Hudson Strait, Canada
Neeraj Bhatia, Mason White, Maya Przybylski, Lola Sheppard, Ceara Allen, Matthew Spremulli, Fei-Ling Tseng
ACSA Faculty Design Award
Access to educational infrastructure is extremely challenging in remote areas such as Nunavut, Canada. Recent studies have found that more than half of Nunavut’s working-age population and 80 percent of its youth (ages sixteen to twenty-five) struggle with literacy, an issue that Nunavut’s premier suggests is at the root of poor housing conditions, high suicide rates, domestic violence, poverty, and lack of job skills. Liquid Commons provides a new, malleable educational infrastructure composed of a series of boats that travel between the harbors of eleven adjacent settlements, catering to more than seventy-five hundred “unserved” citizens. By disaggregating and transporting educational services, a larger selection of amenities is afforded to these locations.

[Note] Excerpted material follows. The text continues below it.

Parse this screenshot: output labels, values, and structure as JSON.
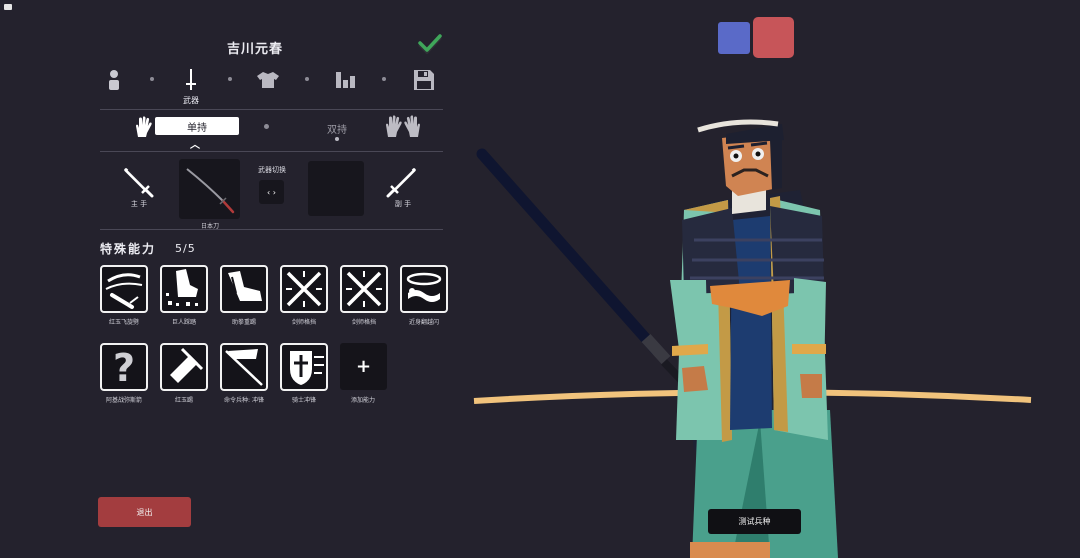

During the fall season, before the Hudson Strait freezes, the boats gather at flexible nodes along the icebreaker shipping route to create a central hub as well as a bridge across the icebreaker’s fissure to allow for connection between these settlements. By utilizing water as a distributor during the summer and as a shared connective platform in the winter, Liquid Commons becomes both a unifying network and a node.